In reaction to the Hawaii decision, however, the federal government in 1996 enacted the Defense of Marriage Act, or DOMA. This statute defines ‘‘marriage’’ as a mixed-sex institution for federal law purposes, thus preemptively refusing to give effect to any state law that would allow same-sex couples to marry. It also purports to authorize individual states to refuse to recognize same-sex marriages performed in other states.

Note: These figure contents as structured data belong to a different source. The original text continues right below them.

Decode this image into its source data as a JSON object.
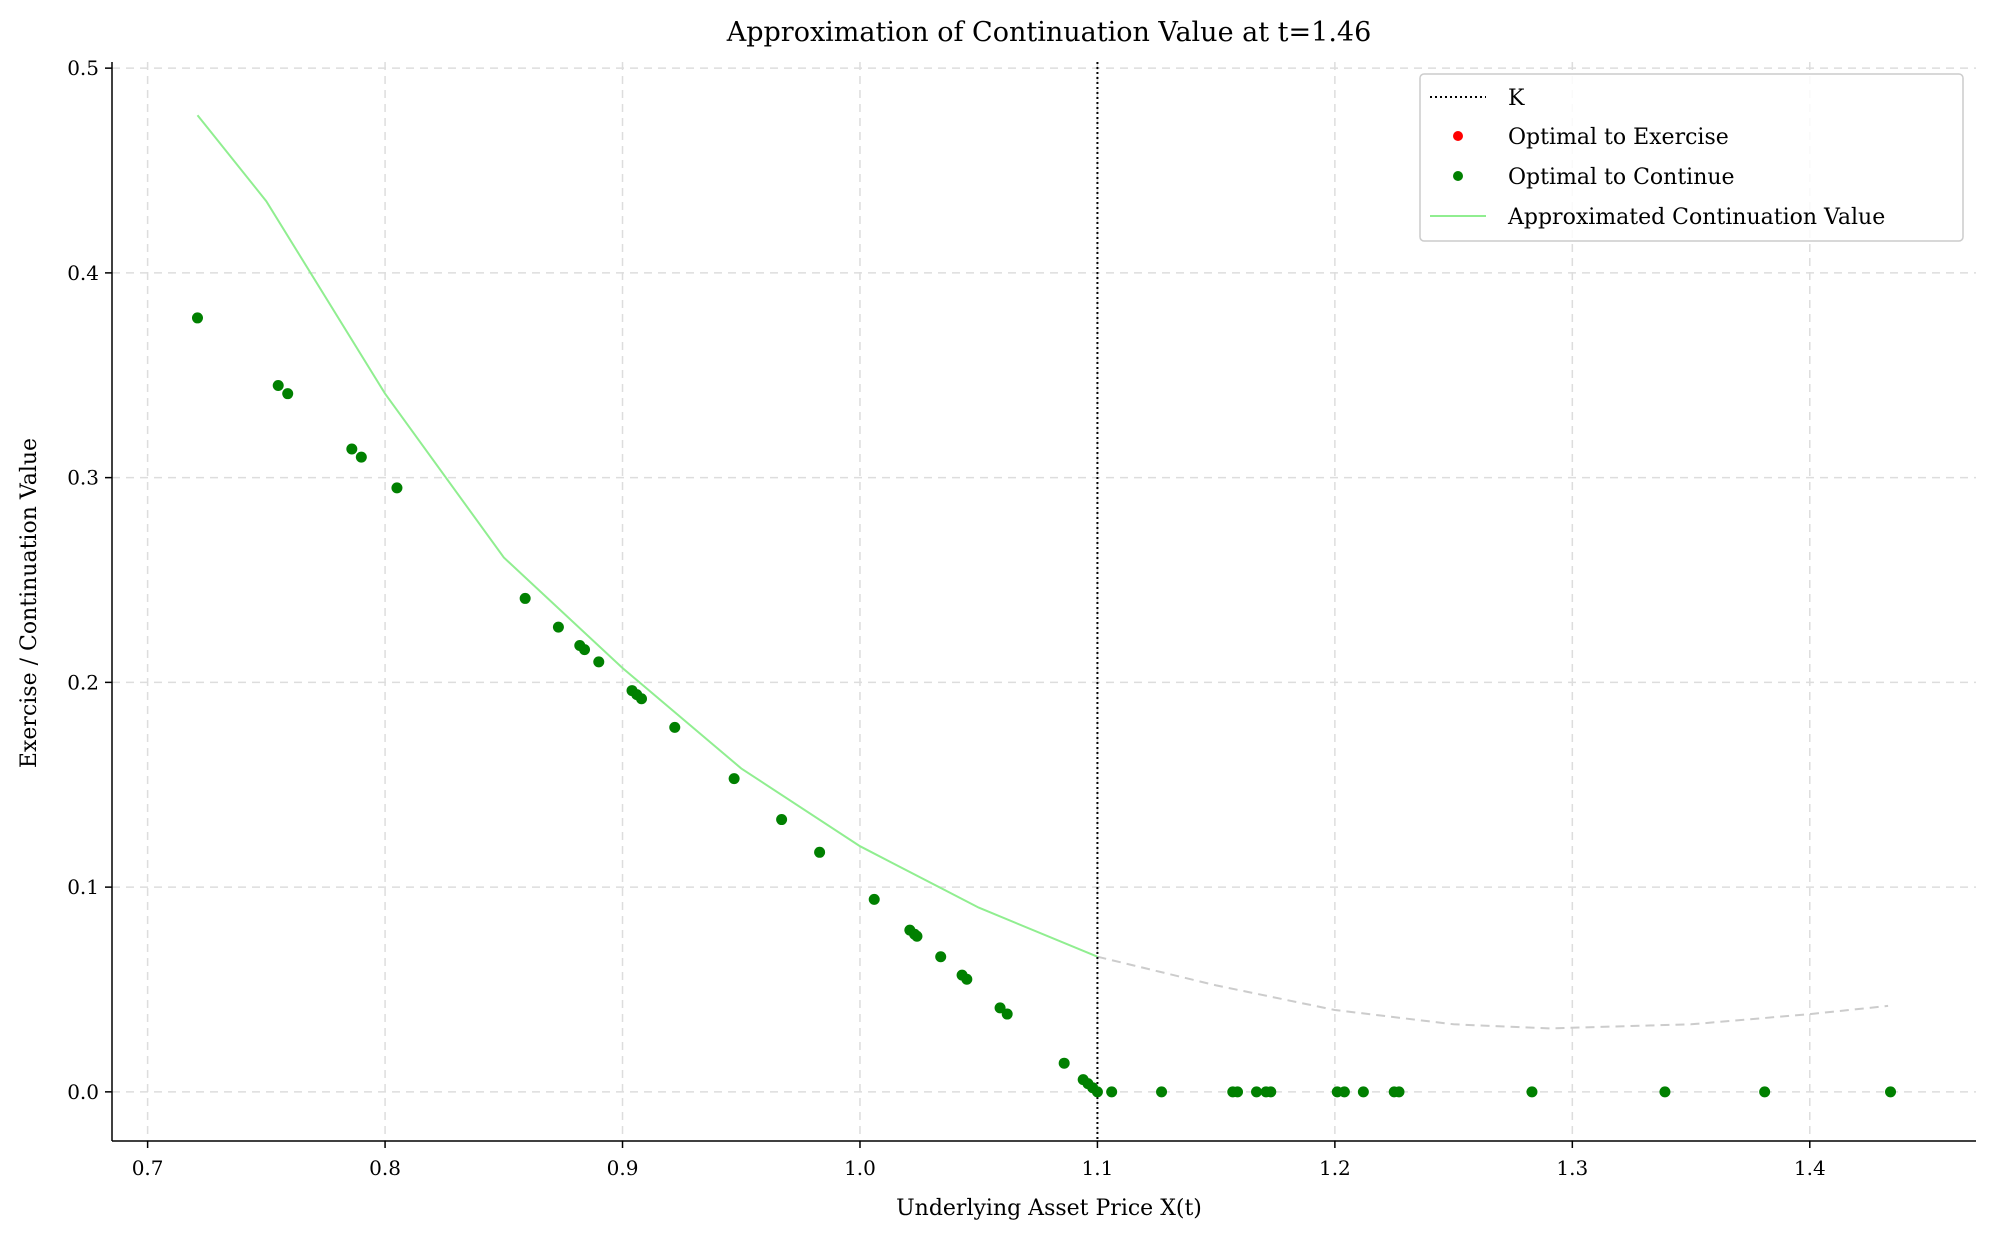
{
  "chart_data": {
    "type": "scatter",
    "title": "Approximation of Continuation Value at t=1.46",
    "xlabel": "Underlying Asset Price X(t)",
    "ylabel": "Exercise / Continuation Value",
    "xlim": [
      0.685,
      1.47
    ],
    "ylim": [
      -0.024,
      0.503
    ],
    "x_ticks": [
      0.7,
      0.8,
      0.9,
      1.0,
      1.1,
      1.2,
      1.3,
      1.4
    ],
    "x_tick_labels": [
      "0.7",
      "0.8",
      "0.9",
      "1.0",
      "1.1",
      "1.2",
      "1.3",
      "1.4"
    ],
    "y_ticks": [
      0.0,
      0.1,
      0.2,
      0.3,
      0.4,
      0.5
    ],
    "y_tick_labels": [
      "0.0",
      "0.1",
      "0.2",
      "0.3",
      "0.4",
      "0.5"
    ],
    "grid": true,
    "legend_position": "top-right",
    "strike": 1.1,
    "colors": {
      "strike": "#000000",
      "exercise": "#ff0000",
      "continue": "#008000",
      "continuation_curve": "#90ee90",
      "extrapolated_curve": "#cccccc",
      "grid": "#dddddd"
    },
    "legend": [
      {
        "key": "strike",
        "label": "K"
      },
      {
        "key": "exercise",
        "label": "Optimal to Exercise"
      },
      {
        "key": "continue",
        "label": "Optimal to Continue"
      },
      {
        "key": "curve",
        "label": "Approximated Continuation Value"
      }
    ],
    "series": [
      {
        "name": "Optimal to Exercise",
        "points": []
      },
      {
        "name": "Optimal to Continue",
        "points": [
          [
            0.721,
            0.378
          ],
          [
            0.755,
            0.345
          ],
          [
            0.759,
            0.341
          ],
          [
            0.786,
            0.314
          ],
          [
            0.79,
            0.31
          ],
          [
            0.805,
            0.295
          ],
          [
            0.859,
            0.241
          ],
          [
            0.873,
            0.227
          ],
          [
            0.882,
            0.218
          ],
          [
            0.884,
            0.216
          ],
          [
            0.89,
            0.21
          ],
          [
            0.904,
            0.196
          ],
          [
            0.906,
            0.194
          ],
          [
            0.908,
            0.192
          ],
          [
            0.922,
            0.178
          ],
          [
            0.947,
            0.153
          ],
          [
            0.967,
            0.133
          ],
          [
            0.983,
            0.117
          ],
          [
            1.006,
            0.094
          ],
          [
            1.021,
            0.079
          ],
          [
            1.023,
            0.077
          ],
          [
            1.024,
            0.076
          ],
          [
            1.034,
            0.066
          ],
          [
            1.043,
            0.057
          ],
          [
            1.045,
            0.055
          ],
          [
            1.059,
            0.041
          ],
          [
            1.062,
            0.038
          ],
          [
            1.086,
            0.014
          ],
          [
            1.094,
            0.006
          ],
          [
            1.096,
            0.004
          ],
          [
            1.098,
            0.002
          ],
          [
            1.1,
            0.0
          ],
          [
            1.106,
            0.0
          ],
          [
            1.127,
            0.0
          ],
          [
            1.157,
            0.0
          ],
          [
            1.159,
            0.0
          ],
          [
            1.167,
            0.0
          ],
          [
            1.171,
            0.0
          ],
          [
            1.173,
            0.0
          ],
          [
            1.201,
            0.0
          ],
          [
            1.204,
            0.0
          ],
          [
            1.212,
            0.0
          ],
          [
            1.225,
            0.0
          ],
          [
            1.227,
            0.0
          ],
          [
            1.283,
            0.0
          ],
          [
            1.339,
            0.0
          ],
          [
            1.381,
            0.0
          ],
          [
            1.434,
            0.0
          ]
        ]
      },
      {
        "name": "Approximated Continuation Value",
        "points": [
          [
            0.721,
            0.477
          ],
          [
            0.75,
            0.435
          ],
          [
            0.8,
            0.341
          ],
          [
            0.85,
            0.261
          ],
          [
            0.9,
            0.207
          ],
          [
            0.95,
            0.158
          ],
          [
            1.0,
            0.12
          ],
          [
            1.05,
            0.09
          ],
          [
            1.1,
            0.066
          ]
        ]
      },
      {
        "name": "",
        "points": [
          [
            1.1,
            0.066
          ],
          [
            1.15,
            0.052
          ],
          [
            1.2,
            0.04
          ],
          [
            1.25,
            0.033
          ],
          [
            1.29,
            0.031
          ],
          [
            1.35,
            0.033
          ],
          [
            1.4,
            0.038
          ],
          [
            1.433,
            0.042
          ]
        ]
      }
    ]
  }
}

Reacting to activists’ achieving legal protections against sexual orientation discrimination on the local level in Colorado, conservative activists in the early 1990s successfully campaigned to amend the state constitution to repeal all such laws and prohibit every level of government from taking any action to protect lesbigay people from discrimination. The U.S. Supreme Court ruled this backlash effort unconstitutional in Romer v. Evans (1996), which held that amendment two’s far-reaching legal restrictions violated the guarantee of equal protection of the laws.

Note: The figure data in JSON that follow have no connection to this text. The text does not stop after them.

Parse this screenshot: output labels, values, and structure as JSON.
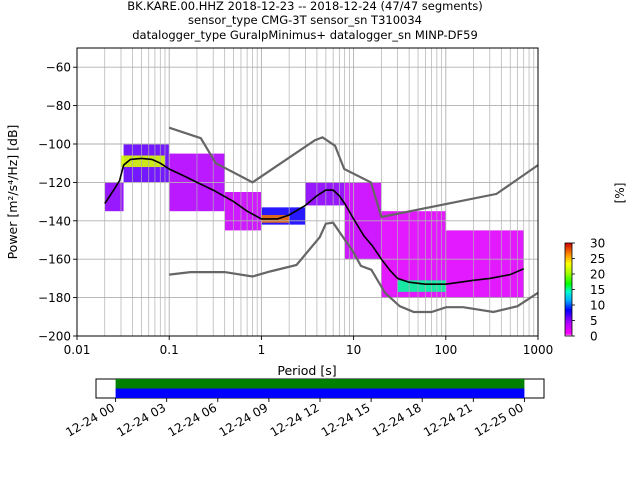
{
  "chart_data": [
    {
      "type": "heatmap",
      "title_lines": [
        "BK.KARE.00.HHZ   2018-12-23 -- 2018-12-24  (47/47 segments)",
        "sensor_type CMG-3T sensor_sn T310034",
        "datalogger_type GuralpMinimus+ datalogger_sn MINP-DF59"
      ],
      "xlabel": "Period [s]",
      "ylabel": "Power [m²/s⁴/Hz] [dB]",
      "x_scale": "log",
      "xlim": [
        0.01,
        1000
      ],
      "ylim": [
        -200,
        -50
      ],
      "x_ticks": [
        {
          "v": 0.01,
          "label": "0.01"
        },
        {
          "v": 0.1,
          "label": "0.1"
        },
        {
          "v": 1,
          "label": "1"
        },
        {
          "v": 10,
          "label": "10"
        },
        {
          "v": 100,
          "label": "100"
        },
        {
          "v": 1000,
          "label": "1000"
        }
      ],
      "y_ticks": [
        {
          "v": -60,
          "label": "−60"
        },
        {
          "v": -80,
          "label": "−80"
        },
        {
          "v": -100,
          "label": "−100"
        },
        {
          "v": -120,
          "label": "−120"
        },
        {
          "v": -140,
          "label": "−140"
        },
        {
          "v": -160,
          "label": "−160"
        },
        {
          "v": -180,
          "label": "−180"
        },
        {
          "v": -200,
          "label": "−200"
        }
      ],
      "grid": true,
      "colorbar": {
        "label": "[%]",
        "range": [
          0,
          30
        ],
        "ticks": [
          {
            "v": 0,
            "label": "0"
          },
          {
            "v": 5,
            "label": "5"
          },
          {
            "v": 10,
            "label": "10"
          },
          {
            "v": 15,
            "label": "15"
          },
          {
            "v": 20,
            "label": "20"
          },
          {
            "v": 25,
            "label": "25"
          },
          {
            "v": 30,
            "label": "30"
          }
        ]
      },
      "noise_model_high": [
        [
          0.1,
          -91.5
        ],
        [
          0.22,
          -97
        ],
        [
          0.32,
          -110
        ],
        [
          0.8,
          -120
        ],
        [
          3.8,
          -98
        ],
        [
          4.6,
          -96.5
        ],
        [
          6.3,
          -101
        ],
        [
          7.9,
          -113
        ],
        [
          15.4,
          -120
        ],
        [
          20,
          -138
        ],
        [
          354.8,
          -126
        ],
        [
          1000,
          -111
        ]
      ],
      "noise_model_low": [
        [
          0.1,
          -168
        ],
        [
          0.17,
          -166.7
        ],
        [
          0.4,
          -166.7
        ],
        [
          0.8,
          -169
        ],
        [
          1.24,
          -166.4
        ],
        [
          2.4,
          -163
        ],
        [
          4.3,
          -148.5
        ],
        [
          5.0,
          -141.5
        ],
        [
          6.0,
          -141
        ],
        [
          10,
          -156.5
        ],
        [
          12,
          -163.5
        ],
        [
          15.6,
          -165.5
        ],
        [
          21.9,
          -177.5
        ],
        [
          31.6,
          -184.5
        ],
        [
          45,
          -187.5
        ],
        [
          70,
          -187.5
        ],
        [
          101,
          -185
        ],
        [
          154,
          -185
        ],
        [
          328,
          -187.5
        ],
        [
          600,
          -184.5
        ],
        [
          1000,
          -177.5
        ]
      ],
      "mode_curve": [
        [
          0.02,
          -131
        ],
        [
          0.025,
          -124
        ],
        [
          0.029,
          -119
        ],
        [
          0.032,
          -111
        ],
        [
          0.038,
          -108
        ],
        [
          0.05,
          -107.5
        ],
        [
          0.065,
          -108
        ],
        [
          0.08,
          -110
        ],
        [
          0.1,
          -113
        ],
        [
          0.15,
          -117
        ],
        [
          0.2,
          -120
        ],
        [
          0.3,
          -124
        ],
        [
          0.5,
          -130
        ],
        [
          0.7,
          -135
        ],
        [
          1.0,
          -139
        ],
        [
          1.5,
          -139
        ],
        [
          2.0,
          -137
        ],
        [
          3.0,
          -132
        ],
        [
          4.0,
          -127
        ],
        [
          5.0,
          -124
        ],
        [
          6.0,
          -124
        ],
        [
          7.0,
          -127
        ],
        [
          8.0,
          -131
        ],
        [
          10,
          -139
        ],
        [
          13,
          -148
        ],
        [
          16,
          -153
        ],
        [
          20,
          -160
        ],
        [
          25,
          -166
        ],
        [
          30,
          -170
        ],
        [
          40,
          -172
        ],
        [
          60,
          -173
        ],
        [
          100,
          -173
        ],
        [
          200,
          -171
        ],
        [
          300,
          -170
        ],
        [
          500,
          -168
        ],
        [
          700,
          -165
        ]
      ],
      "density_bands": [
        {
          "x0": 0.02,
          "x1": 0.032,
          "y_lo": -135,
          "y_hi": -120,
          "p": 5
        },
        {
          "x0": 0.032,
          "x1": 0.1,
          "y_lo": -120,
          "y_hi": -100,
          "p": 6
        },
        {
          "x0": 0.1,
          "x1": 0.4,
          "y_lo": -135,
          "y_hi": -105,
          "p": 4
        },
        {
          "x0": 0.4,
          "x1": 1.0,
          "y_lo": -145,
          "y_hi": -125,
          "p": 3
        },
        {
          "x0": 1.0,
          "x1": 3.0,
          "y_lo": -142,
          "y_hi": -133,
          "p": 8
        },
        {
          "x0": 3.0,
          "x1": 8.0,
          "y_lo": -132,
          "y_hi": -120,
          "p": 5
        },
        {
          "x0": 8.0,
          "x1": 20,
          "y_lo": -160,
          "y_hi": -120,
          "p": 3
        },
        {
          "x0": 20,
          "x1": 100,
          "y_lo": -180,
          "y_hi": -135,
          "p": 2
        },
        {
          "x0": 100,
          "x1": 700,
          "y_lo": -180,
          "y_hi": -145,
          "p": 2
        },
        {
          "x0": 0.03,
          "x1": 0.09,
          "y_lo": -112,
          "y_hi": -106,
          "p": 22
        },
        {
          "x0": 1.0,
          "x1": 2.0,
          "y_lo": -141,
          "y_hi": -137,
          "p": 27
        },
        {
          "x0": 30,
          "x1": 100,
          "y_lo": -177,
          "y_hi": -171,
          "p": 15
        }
      ]
    },
    {
      "type": "timeline",
      "tick_labels": [
        "12-24 00",
        "12-24 03",
        "12-24 06",
        "12-24 09",
        "12-24 12",
        "12-24 15",
        "12-24 18",
        "12-24 21",
        "12-25 00"
      ],
      "series": [
        {
          "name": "",
          "color": "#008000",
          "span": [
            0,
            24
          ]
        },
        {
          "name": "",
          "color": "#0000ff",
          "span": [
            0,
            24
          ]
        }
      ],
      "xlim_hours": [
        -1.15,
        25.15
      ]
    }
  ]
}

Then, in 2003, the Supreme Court decided Lawrence v. Texas, No. 02-102 (2003), overruling Bowers v. Hardwick and holding that Texas’s same-sex-only criminal ban on oral and anal sex was unconstitutional. Lawrence brought the U.S. treatment of sodomy laws into line with that of England, which statutorily repealed them as applied to consenting adults in 1967, and indeed of the European Union, whose Court of Human Rights had held such laws to violate the right to respect for private life as early as 1981.

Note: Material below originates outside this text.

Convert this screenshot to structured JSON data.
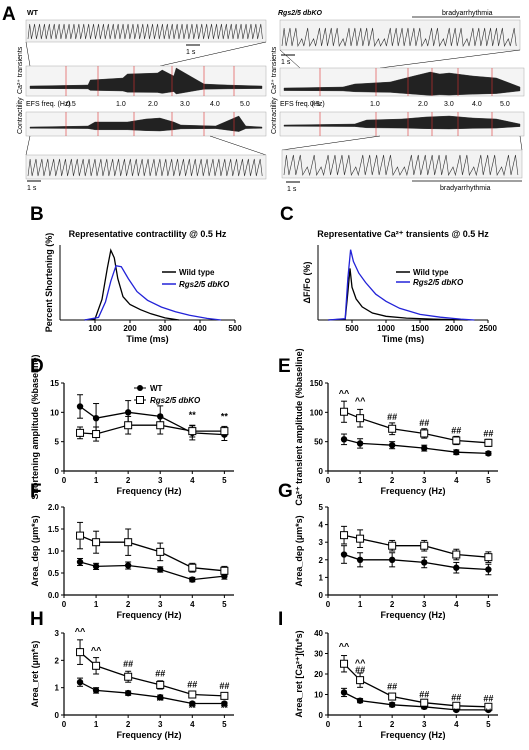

Lawrence removed the crutch of Bowers from opponents of lesbigay rights; yet, in its first few years as precedent its consequences have been limited. The Supreme Judicial Court of Massachusetts cited Lawrence in Goodridge v. Department of Public Health (2003), the case that held the exclusion of same-sex couples from civil marriage to violate the state’s constitution. The Supreme Court of Kansas relied on Lawrence when it invalidated an age-of-consent law that discriminated in favor of different-sex couples in State v. Limon (2005). However, Limon refused to apply heightened scrutiny to the sexual orientation discrimination reflected in the criminal statute, and other courts have similarly minimized the import of Lawrence.

The U.S. Court of Appeals for the Eleventh Circuit, for example, criticized Justice Kennedy’s opinion for the Court in Lawrence in Lofton v. Secretary of Department of Children and Family Services (2004). Lofton upheld Florida’s categorical ban on adoption by homosexual persons, the only law of its kind in the country, and the Supreme Court let that decision stand. Apparently, the justices were of the view that only a limited amount of progress in the area of gay and lesbian rights could come from the federal courts at that moment and that more work would need to be done through state court litigation and through the political process.

DAVID B. CRUZ

References and Further Reading

  • Arriola, Elvia R., Faeries, Marimachas, Queens, and Lezzies: the Construction of Homosexuality Before the 1969 Stonewall Riots, Columbia Journal of Gender and Law (1995): 33.
  • Eskridge, William N., Jr. Gaylaw: Challenging the Apartheid of the Closet. Cambridge, MA: Harvard University Press, 1999.
  • Eskridge, William N., Jr. and Nan D. Hunter. Sexuality, Gender, and the Law, 2nd ed. New York: Foundation Press, 2004.
  • Katz, Jonathan Ned. Lesbians and Gay Men in the U.S.A., rev. ed. New York: Penguin Books, 1992.
  • Koppelman, Andrew. The Gay Rights Question in Contemporary American Law. Chicago: University of Chicago Press, 2002.
  • Lambda Legal, Antidiscrimination, https://www.lambdalegal.org/cgi-bin/iowa/issues/record?record=18.
  • Richards, David A. J. The Case for Gay Rights: From Bowers to Lawrence and Beyond. Lawrence: University Press of Kansas, 2005.